The instrument panels on the deck went blank, and then rebooted. A heavily accented voice came over the communication system and announced, “Welcome to Beta Nirvana. Please make representatives of your planet available on the auxiliary bay.” A holographic display appeared in the middle of the command deck, highlighting the proper route to the sphere’s docking bay.
“How convenient,” said Yahweh, with a forced a smile. “Numen, Zenith, come with me. Inform Ba he is in charge.”
“He will not leave
Ra and El’s purgatory chamber,” Numen said.
“Loyalty. You’ve got to love it,” Yahweh said to Numen with one eyebrow raised. “Zaar, you have command.”
Zaar immediately stood and bowed accepting the position.
“And,” Zenith began to say, but was cut off in mid-sentence with Yahweh pointing to Reeze.
“And you too, little one.”
“Look who’s calling me little,” she said flippantly, though her pleasure at being included was clear in her smiling eyes. She walked off the command deck and toward a waiting gravilator tube with Oscar flying close behind.
“One moment, please. First place these filters over your eyes,” Numen said, issuing each of them a pair of variable frequency sunglasses he had just synthesized from his workstation.
“Nova,” Reeze commented, not hesitating to put them on over her facial make-up and begin examining the choices of colors and patterns on her gravity suit.
“I don’t—” Zenith said, trying to decline the offer.

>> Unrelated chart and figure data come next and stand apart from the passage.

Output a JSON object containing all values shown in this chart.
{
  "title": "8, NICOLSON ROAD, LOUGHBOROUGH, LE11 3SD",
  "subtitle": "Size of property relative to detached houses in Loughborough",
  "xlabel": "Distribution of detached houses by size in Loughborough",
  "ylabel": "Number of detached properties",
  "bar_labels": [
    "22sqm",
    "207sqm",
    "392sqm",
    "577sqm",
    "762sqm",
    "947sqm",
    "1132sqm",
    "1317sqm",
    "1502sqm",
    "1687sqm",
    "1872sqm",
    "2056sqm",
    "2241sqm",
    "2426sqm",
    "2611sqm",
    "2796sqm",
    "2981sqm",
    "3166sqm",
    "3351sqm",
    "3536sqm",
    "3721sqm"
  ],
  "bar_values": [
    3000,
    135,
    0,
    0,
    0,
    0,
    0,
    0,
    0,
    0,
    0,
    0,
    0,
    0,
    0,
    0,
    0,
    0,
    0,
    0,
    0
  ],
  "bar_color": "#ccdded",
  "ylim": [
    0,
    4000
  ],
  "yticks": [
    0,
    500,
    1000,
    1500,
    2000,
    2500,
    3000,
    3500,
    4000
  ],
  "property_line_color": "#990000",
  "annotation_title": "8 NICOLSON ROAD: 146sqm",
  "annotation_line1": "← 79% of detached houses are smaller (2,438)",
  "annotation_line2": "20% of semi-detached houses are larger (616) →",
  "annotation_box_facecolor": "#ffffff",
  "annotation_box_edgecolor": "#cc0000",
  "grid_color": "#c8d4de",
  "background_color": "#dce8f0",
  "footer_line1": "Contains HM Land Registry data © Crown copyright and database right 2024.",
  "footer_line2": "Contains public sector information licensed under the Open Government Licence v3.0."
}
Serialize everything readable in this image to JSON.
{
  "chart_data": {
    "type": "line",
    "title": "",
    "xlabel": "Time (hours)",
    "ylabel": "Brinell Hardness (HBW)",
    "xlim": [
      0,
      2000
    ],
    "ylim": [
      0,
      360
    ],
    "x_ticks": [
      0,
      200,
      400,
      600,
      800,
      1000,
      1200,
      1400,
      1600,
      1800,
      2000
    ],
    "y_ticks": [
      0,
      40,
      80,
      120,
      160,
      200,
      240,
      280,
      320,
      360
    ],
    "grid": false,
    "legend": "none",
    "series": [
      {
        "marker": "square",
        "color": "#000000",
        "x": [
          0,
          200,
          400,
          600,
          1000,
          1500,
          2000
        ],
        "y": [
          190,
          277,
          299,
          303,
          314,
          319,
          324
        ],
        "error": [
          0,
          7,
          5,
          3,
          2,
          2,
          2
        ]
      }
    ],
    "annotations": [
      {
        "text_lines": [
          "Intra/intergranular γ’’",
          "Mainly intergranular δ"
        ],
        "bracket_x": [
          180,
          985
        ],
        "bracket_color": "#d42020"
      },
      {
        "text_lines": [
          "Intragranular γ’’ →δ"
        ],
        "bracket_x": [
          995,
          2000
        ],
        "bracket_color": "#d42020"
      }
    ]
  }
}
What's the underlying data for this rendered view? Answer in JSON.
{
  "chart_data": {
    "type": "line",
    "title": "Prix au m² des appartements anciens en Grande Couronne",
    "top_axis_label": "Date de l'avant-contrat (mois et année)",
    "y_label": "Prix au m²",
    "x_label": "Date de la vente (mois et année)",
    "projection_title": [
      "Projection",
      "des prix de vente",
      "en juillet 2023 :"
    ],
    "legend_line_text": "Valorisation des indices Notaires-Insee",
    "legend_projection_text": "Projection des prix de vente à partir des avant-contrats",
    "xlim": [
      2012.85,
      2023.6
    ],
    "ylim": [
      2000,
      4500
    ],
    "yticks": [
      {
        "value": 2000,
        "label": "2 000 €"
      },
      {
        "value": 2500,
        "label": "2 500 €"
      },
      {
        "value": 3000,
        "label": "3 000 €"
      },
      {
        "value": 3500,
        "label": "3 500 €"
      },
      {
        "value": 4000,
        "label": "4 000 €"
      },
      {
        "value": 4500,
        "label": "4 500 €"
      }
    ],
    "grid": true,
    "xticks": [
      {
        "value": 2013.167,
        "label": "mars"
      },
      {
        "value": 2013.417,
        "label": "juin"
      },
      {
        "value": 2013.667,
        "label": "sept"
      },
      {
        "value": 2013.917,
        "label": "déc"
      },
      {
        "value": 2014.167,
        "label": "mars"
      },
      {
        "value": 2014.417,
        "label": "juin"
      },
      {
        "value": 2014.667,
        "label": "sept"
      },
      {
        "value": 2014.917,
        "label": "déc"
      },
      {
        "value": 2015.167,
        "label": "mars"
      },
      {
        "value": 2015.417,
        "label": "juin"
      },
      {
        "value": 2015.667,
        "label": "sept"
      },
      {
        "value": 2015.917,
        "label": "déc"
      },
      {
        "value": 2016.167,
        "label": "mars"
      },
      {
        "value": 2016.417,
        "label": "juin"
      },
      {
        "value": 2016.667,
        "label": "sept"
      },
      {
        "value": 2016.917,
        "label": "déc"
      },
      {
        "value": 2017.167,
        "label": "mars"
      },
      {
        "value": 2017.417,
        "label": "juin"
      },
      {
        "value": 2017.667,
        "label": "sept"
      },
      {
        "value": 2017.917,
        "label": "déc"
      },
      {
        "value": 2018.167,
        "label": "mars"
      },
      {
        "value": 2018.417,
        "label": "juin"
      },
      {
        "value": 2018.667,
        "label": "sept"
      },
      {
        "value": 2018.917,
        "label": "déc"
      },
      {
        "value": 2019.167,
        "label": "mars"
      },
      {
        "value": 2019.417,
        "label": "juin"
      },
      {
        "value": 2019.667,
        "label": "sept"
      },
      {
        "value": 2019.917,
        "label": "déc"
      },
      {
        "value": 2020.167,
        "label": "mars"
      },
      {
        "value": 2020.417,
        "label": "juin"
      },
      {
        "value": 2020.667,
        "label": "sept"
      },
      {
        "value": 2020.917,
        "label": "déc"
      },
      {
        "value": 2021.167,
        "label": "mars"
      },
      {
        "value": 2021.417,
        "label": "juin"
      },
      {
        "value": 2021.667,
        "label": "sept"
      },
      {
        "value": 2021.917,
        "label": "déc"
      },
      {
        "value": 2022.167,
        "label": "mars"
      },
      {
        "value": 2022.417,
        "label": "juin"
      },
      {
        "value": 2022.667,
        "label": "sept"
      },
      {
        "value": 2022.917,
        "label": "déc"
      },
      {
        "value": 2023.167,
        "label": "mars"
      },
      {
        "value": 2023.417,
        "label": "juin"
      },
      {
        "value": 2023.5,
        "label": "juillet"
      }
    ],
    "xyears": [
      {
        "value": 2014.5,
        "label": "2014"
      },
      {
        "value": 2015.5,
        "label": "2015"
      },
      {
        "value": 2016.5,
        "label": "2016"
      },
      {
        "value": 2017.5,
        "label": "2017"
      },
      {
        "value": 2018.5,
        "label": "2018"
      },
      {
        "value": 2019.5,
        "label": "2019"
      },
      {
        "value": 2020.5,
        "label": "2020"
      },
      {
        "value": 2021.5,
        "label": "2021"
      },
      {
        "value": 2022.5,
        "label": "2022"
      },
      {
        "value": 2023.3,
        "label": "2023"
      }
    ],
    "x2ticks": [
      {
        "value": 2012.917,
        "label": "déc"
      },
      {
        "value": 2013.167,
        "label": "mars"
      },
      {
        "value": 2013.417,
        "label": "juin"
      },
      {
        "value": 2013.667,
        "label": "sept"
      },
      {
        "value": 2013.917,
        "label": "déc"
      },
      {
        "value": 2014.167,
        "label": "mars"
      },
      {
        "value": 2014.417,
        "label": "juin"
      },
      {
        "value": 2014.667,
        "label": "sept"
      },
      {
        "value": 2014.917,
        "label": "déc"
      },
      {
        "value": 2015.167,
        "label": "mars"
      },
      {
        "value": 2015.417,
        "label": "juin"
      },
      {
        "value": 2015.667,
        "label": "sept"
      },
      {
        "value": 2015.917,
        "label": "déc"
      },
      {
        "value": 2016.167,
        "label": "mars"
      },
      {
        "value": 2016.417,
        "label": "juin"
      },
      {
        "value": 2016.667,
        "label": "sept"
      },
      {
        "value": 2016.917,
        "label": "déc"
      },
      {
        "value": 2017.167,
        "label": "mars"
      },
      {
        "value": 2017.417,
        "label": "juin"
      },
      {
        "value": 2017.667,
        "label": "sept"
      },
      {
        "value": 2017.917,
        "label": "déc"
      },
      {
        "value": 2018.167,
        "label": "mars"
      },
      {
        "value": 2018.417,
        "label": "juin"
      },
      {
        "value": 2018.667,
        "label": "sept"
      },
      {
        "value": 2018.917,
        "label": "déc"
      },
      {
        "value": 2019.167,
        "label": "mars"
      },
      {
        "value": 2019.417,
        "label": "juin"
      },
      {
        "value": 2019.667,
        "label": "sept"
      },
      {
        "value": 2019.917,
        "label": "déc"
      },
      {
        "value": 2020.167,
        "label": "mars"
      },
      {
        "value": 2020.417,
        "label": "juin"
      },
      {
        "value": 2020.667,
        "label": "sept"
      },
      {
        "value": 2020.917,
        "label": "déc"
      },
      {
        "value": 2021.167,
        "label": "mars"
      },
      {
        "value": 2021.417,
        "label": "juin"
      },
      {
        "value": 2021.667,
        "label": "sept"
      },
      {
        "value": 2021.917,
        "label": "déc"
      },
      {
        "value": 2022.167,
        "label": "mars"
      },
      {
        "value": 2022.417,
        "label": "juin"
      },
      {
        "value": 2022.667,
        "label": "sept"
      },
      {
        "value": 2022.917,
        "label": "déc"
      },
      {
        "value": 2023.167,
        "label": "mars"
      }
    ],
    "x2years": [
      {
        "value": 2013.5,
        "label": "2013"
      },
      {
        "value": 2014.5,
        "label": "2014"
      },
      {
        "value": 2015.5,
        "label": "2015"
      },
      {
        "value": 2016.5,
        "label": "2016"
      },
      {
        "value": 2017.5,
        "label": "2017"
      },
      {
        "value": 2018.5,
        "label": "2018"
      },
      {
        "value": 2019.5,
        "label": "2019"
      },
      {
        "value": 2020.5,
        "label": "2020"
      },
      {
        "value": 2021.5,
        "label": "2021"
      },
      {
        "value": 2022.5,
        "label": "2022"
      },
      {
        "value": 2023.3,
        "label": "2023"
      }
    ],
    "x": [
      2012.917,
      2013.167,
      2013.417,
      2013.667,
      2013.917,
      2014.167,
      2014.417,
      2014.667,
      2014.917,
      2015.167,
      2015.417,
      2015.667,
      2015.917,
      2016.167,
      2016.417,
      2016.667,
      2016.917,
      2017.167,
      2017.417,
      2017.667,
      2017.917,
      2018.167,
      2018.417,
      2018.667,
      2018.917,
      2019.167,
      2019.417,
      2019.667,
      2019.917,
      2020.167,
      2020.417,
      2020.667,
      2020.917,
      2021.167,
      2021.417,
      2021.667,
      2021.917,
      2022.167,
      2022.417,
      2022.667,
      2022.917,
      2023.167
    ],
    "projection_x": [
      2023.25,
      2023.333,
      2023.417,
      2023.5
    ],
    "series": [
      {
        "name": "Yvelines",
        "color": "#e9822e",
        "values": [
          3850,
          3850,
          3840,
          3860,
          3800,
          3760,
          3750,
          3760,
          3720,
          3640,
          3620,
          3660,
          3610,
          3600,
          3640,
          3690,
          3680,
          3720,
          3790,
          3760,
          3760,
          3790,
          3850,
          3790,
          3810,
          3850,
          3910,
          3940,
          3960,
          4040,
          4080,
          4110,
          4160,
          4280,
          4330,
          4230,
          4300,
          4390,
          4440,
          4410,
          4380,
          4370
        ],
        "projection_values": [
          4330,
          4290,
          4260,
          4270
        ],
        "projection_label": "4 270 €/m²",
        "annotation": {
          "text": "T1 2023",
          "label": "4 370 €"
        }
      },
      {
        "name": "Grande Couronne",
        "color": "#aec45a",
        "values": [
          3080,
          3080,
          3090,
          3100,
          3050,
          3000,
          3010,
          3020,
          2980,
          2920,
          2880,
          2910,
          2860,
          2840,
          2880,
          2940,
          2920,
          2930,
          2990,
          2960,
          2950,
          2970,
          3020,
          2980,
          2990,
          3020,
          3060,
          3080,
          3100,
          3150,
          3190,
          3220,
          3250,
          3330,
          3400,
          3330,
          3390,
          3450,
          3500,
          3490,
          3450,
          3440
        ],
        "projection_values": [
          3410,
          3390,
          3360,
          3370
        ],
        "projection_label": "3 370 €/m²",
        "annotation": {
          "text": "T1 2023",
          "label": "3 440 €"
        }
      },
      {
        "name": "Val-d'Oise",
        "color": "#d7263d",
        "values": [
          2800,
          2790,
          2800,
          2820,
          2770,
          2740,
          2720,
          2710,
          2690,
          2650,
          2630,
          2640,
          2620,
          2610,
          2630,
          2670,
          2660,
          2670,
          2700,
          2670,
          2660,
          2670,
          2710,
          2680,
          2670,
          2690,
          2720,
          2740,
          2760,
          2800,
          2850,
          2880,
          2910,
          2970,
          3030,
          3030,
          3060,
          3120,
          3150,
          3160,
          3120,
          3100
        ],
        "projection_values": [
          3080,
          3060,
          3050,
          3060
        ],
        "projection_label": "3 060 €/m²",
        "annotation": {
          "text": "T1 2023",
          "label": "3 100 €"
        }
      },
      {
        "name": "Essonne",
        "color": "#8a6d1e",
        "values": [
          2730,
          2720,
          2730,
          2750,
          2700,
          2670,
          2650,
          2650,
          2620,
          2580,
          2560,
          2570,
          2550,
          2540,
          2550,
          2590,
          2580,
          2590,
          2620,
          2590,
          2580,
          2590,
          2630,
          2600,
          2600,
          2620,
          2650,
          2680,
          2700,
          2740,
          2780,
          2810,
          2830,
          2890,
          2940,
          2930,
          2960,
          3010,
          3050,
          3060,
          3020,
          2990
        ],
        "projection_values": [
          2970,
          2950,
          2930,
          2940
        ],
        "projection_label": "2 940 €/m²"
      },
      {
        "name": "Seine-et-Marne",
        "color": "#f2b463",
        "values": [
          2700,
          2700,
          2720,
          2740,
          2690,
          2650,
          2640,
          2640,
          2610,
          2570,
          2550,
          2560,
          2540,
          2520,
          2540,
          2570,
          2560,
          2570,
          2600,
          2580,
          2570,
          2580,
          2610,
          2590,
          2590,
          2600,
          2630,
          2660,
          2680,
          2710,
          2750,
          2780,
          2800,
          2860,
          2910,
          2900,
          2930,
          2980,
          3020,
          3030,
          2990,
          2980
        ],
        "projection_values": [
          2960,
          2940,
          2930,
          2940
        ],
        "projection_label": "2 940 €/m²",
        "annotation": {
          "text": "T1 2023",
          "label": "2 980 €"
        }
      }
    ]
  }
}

“Try them on,” Numen commanded.
Each in turn placed them over their eyes, and immediately their vision looked normal. No more annoying red rose color everywhere.
“Much improved,” Yahweh said, walking off the command bridge.
Accelerating through the clear weightless gravilator tube outside the station, they could see a beam of light connect to their tube system and solidify into a gravity corridor similar in construction to their own transport system. Without a spoken word they each departed their translucent transport tube and stepped out into the clarity of space inside the alien transport system, which whisked them away at astronomical speeds toward the equatorial slit in the massive unknown sphere. It was as if, Yahweh noted, they were flying through the naked vacuum of space. Unbeknownst to any of them, trapped back inside the connected tube entrance, Oscar, Melvin, Theodore and Bullet were frozen in a matter sieve unable to move.
The sphere’s docking bay was breathtaking. They stepped off onto what was only a floor. No walls at all and a ceiling that was so high, it looked like the sky. The never-ending floor was as shiny as a mirror, stretching as far as the eye could see in every direction toward the invisible horizon.